I'm reading a statistical paper by Breslow and Clayton (1993) and there is a section:
... , we use in practice the REML version (Patterson and Thompson 1971): $ql_1(\hat{\alpha}(\theta),\theta)=-\frac{1}{2}\log{\mathbf{V}}-\frac{1}{2}\log{|\mathbf{X^t\mathbf{V}}^{-1}\mathbf{X}|}-\frac{1}{2}(\mathbf{Y}-\mathbf{X}\hat{\mathbf{\alpha}})^t\mathbf{V}^{-1}(\mathbf{Y}-\mathbf{X}\hat{\mathbf{\alpha}})$ ----(13)

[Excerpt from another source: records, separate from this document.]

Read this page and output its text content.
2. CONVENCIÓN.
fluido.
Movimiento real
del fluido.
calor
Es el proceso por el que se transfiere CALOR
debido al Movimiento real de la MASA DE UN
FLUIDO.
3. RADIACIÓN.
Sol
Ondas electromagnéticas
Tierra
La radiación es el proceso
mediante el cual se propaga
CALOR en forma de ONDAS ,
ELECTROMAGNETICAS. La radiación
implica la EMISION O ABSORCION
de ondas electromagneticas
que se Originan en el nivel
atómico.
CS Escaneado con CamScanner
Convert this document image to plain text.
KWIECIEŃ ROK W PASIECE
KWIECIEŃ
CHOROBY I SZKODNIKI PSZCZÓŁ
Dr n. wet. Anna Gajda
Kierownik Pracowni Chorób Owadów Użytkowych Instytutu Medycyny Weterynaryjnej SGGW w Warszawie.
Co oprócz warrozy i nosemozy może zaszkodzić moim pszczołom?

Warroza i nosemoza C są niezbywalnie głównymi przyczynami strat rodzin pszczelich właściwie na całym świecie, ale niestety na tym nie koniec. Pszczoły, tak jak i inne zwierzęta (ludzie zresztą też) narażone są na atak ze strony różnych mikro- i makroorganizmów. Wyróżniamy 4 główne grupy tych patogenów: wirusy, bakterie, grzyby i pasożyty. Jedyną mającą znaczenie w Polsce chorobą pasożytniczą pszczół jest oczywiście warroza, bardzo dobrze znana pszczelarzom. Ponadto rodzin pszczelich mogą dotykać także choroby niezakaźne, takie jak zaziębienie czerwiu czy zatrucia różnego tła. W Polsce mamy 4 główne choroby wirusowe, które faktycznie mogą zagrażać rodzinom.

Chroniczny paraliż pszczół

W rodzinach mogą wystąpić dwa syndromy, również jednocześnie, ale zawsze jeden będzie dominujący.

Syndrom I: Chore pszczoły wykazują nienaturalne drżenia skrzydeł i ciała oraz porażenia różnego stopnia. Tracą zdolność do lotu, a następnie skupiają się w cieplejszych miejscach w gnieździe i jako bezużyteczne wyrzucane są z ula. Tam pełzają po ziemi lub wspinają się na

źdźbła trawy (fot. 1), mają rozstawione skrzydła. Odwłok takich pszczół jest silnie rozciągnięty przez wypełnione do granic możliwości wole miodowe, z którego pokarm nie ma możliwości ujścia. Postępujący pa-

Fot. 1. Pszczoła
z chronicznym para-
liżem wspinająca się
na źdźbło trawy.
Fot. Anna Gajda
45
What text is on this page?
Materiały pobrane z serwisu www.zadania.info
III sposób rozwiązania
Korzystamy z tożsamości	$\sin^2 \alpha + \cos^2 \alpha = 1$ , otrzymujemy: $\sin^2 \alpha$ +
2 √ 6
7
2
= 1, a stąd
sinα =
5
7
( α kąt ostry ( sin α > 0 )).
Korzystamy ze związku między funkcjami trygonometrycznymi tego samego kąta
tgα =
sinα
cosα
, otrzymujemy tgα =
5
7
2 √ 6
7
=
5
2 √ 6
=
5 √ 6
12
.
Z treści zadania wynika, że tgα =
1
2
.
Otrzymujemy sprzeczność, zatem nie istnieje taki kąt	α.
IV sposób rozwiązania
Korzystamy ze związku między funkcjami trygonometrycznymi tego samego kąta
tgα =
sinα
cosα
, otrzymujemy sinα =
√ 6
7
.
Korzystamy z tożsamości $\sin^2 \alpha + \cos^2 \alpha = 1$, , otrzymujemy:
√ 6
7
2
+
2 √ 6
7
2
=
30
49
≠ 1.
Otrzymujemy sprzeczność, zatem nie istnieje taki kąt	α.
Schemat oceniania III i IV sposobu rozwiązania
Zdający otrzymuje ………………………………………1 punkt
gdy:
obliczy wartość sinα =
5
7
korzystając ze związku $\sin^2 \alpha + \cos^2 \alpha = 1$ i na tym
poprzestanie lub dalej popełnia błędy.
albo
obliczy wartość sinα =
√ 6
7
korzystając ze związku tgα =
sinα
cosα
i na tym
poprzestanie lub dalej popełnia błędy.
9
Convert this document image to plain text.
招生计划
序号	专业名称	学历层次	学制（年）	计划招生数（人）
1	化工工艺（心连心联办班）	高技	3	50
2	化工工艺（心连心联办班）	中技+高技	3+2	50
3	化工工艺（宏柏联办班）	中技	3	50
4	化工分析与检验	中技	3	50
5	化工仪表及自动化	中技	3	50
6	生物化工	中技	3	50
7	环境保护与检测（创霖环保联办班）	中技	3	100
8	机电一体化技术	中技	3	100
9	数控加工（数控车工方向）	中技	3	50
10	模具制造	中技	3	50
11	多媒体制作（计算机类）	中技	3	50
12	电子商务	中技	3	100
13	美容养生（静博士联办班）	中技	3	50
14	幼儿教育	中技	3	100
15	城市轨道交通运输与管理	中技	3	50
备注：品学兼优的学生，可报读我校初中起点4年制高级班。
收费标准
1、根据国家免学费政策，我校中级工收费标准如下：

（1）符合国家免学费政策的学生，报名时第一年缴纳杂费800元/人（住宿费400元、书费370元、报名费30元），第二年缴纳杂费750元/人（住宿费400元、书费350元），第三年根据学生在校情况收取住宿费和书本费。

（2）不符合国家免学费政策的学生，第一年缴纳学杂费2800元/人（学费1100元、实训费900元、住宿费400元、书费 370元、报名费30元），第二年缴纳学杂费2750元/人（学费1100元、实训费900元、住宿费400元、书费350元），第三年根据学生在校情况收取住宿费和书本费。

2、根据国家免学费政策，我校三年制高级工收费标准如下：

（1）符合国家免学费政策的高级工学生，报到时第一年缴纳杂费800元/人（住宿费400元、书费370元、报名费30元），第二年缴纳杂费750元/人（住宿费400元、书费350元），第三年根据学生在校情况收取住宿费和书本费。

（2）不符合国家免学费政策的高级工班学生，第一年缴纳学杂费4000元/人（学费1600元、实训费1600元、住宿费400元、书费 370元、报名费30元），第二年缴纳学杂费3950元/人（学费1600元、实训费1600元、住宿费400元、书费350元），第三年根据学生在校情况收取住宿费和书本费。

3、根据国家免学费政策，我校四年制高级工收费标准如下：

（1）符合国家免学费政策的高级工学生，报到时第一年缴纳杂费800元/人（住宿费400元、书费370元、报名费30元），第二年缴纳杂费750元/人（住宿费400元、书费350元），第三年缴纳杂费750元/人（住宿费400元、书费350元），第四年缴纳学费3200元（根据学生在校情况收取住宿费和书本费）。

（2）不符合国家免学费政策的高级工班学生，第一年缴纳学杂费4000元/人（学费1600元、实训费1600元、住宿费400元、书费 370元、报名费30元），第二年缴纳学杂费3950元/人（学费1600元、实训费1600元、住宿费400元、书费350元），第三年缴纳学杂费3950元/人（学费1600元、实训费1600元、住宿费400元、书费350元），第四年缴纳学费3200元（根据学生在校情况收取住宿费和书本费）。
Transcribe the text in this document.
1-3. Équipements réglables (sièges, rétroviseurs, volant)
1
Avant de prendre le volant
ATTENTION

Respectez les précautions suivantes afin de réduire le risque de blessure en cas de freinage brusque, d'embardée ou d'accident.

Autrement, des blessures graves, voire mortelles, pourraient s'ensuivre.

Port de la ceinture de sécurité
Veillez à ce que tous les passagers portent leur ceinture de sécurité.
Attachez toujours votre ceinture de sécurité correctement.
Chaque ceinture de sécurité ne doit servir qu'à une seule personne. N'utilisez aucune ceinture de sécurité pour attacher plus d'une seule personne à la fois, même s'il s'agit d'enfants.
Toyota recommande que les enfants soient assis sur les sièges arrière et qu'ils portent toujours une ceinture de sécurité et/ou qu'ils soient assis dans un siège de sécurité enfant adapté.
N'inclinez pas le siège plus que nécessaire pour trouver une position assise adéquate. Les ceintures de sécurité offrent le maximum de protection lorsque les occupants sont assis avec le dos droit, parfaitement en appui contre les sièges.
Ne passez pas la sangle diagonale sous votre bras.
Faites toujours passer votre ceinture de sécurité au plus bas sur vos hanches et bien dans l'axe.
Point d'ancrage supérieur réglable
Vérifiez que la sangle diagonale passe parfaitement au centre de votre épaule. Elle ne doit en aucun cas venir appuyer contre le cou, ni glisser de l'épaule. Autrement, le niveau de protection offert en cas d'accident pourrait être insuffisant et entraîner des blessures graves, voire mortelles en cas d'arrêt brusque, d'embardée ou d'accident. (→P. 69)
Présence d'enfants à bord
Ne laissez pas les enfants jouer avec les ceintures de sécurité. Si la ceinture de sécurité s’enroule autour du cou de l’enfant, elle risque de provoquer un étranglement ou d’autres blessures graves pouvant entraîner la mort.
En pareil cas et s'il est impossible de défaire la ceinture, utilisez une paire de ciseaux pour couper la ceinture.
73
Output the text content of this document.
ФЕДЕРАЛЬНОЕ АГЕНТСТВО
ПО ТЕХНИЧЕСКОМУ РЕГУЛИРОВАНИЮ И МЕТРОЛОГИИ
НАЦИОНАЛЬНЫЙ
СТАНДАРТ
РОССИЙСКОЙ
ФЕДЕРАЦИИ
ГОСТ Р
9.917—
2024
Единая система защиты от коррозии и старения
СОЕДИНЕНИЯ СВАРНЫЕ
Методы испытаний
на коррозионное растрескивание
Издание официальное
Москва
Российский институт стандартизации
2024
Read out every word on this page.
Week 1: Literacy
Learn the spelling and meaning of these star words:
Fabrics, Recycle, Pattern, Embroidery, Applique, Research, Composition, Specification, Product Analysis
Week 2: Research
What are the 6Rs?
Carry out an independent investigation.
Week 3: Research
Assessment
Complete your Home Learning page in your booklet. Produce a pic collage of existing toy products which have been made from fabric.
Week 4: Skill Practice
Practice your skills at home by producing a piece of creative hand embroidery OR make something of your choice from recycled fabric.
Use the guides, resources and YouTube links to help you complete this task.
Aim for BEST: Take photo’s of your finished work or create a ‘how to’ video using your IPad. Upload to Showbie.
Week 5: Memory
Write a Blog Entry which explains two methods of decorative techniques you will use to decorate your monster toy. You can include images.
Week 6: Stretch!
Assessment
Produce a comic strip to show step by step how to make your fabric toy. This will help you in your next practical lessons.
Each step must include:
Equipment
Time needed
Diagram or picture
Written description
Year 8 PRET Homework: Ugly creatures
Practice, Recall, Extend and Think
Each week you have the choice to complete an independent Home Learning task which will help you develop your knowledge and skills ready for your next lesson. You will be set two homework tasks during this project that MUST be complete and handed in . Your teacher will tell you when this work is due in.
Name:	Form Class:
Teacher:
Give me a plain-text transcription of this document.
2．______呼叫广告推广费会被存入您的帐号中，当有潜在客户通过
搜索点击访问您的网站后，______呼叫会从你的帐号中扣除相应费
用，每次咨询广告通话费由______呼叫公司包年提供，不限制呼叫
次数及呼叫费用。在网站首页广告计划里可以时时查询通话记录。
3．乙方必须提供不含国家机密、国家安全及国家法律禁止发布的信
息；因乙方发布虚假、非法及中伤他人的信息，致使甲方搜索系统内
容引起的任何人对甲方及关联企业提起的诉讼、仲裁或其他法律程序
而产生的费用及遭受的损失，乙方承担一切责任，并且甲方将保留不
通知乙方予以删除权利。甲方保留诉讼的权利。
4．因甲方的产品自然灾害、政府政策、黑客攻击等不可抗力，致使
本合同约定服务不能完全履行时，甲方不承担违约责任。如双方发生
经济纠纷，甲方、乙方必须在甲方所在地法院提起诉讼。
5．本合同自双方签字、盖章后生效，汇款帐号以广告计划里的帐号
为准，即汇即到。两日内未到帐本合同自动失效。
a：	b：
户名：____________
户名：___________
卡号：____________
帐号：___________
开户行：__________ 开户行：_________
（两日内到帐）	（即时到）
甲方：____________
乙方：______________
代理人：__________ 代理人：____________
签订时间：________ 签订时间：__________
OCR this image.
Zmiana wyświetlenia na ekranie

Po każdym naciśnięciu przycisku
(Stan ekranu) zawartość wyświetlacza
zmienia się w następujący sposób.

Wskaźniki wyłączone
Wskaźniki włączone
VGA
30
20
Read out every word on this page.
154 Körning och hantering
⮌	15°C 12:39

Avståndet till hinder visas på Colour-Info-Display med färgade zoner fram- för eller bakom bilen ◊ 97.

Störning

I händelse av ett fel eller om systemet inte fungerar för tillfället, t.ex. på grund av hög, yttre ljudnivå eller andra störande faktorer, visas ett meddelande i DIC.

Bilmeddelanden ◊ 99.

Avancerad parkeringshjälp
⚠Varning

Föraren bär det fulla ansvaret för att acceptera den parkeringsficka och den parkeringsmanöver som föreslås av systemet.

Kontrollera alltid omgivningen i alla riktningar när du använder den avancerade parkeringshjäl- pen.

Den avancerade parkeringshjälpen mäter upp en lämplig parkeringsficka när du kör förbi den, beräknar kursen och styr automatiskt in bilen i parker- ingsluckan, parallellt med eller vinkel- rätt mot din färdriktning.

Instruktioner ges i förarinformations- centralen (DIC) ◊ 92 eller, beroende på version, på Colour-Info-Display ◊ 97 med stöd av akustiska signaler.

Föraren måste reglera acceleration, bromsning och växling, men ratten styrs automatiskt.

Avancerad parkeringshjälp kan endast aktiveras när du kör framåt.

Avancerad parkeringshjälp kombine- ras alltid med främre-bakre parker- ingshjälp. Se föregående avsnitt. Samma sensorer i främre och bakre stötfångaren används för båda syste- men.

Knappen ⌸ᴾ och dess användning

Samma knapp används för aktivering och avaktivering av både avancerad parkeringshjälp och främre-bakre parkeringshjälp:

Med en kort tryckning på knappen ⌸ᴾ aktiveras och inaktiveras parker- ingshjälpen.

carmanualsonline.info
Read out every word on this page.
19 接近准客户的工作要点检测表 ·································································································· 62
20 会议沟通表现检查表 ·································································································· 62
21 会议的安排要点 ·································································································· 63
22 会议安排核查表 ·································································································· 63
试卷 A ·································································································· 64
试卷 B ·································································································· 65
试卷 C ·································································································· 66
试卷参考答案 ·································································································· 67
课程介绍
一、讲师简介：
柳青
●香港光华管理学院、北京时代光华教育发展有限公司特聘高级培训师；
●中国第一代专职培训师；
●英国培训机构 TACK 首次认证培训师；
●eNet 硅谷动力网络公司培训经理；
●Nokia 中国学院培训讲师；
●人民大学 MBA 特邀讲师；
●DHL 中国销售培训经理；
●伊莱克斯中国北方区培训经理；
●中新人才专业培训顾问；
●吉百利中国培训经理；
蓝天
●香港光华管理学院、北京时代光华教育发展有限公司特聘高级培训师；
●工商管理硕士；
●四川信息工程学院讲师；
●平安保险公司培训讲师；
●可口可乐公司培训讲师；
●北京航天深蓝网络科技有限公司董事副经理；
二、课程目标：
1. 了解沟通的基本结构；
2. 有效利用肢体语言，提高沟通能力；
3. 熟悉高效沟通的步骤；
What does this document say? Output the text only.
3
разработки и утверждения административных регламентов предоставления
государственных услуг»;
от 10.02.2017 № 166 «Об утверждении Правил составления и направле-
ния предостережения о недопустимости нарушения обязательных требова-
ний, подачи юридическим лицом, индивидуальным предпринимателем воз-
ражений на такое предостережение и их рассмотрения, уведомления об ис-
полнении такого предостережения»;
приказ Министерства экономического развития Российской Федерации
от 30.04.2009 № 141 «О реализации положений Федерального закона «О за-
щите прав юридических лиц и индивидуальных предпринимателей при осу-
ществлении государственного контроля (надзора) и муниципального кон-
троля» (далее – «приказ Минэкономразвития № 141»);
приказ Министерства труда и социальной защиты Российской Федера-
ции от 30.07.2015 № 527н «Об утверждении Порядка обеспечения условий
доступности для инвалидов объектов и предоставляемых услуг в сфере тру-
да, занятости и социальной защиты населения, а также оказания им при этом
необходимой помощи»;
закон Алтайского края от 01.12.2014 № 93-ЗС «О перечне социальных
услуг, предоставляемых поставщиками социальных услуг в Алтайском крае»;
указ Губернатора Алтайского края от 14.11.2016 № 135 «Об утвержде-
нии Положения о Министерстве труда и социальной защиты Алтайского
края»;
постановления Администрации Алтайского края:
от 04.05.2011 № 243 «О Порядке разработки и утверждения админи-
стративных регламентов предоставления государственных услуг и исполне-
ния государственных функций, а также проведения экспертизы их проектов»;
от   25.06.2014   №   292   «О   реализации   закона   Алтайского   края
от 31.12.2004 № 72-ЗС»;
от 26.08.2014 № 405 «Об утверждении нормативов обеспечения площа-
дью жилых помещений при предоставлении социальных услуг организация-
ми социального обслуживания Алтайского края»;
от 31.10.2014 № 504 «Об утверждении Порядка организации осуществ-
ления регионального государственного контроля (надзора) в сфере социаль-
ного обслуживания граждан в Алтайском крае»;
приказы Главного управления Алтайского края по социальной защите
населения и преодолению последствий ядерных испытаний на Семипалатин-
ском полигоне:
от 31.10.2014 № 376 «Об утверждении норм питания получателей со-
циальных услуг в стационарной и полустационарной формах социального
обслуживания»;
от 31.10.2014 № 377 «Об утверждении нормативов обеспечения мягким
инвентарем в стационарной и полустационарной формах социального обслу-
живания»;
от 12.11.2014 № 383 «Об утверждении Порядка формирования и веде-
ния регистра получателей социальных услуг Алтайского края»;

..., and differentiate (13) with respect to the components of $\theta$ (note that $\theta$ is a vector) to obtain estimating equations for the variance parameters:
$\frac{1}{2}[(\mathbf{Y}-\mathbf{X}\alpha)^t\mathbf{V}^{-1}\frac{\partial{V}}{\partial{\theta_j}}\mathbf{V}^{-1}(\mathbf{Y}-\mathbf{X}\alpha)-tr(\mathbf{P\frac{\partial{V}}{\partial{\theta_j}}})]=0$.
I don't have a very strong math background so I would really appreciate it if anyone could explain to me how to derive $\frac{\partial{V}}{\partial{\theta_j}}$. $\mathbf{V}$ is a n x n matrix and $\mathbf{\theta}$ is a g x 1 vector.
If anyone would like a bit more context, the title of the paper is "Approximate Inference in Generalized Linear Mixed Models". Thanks.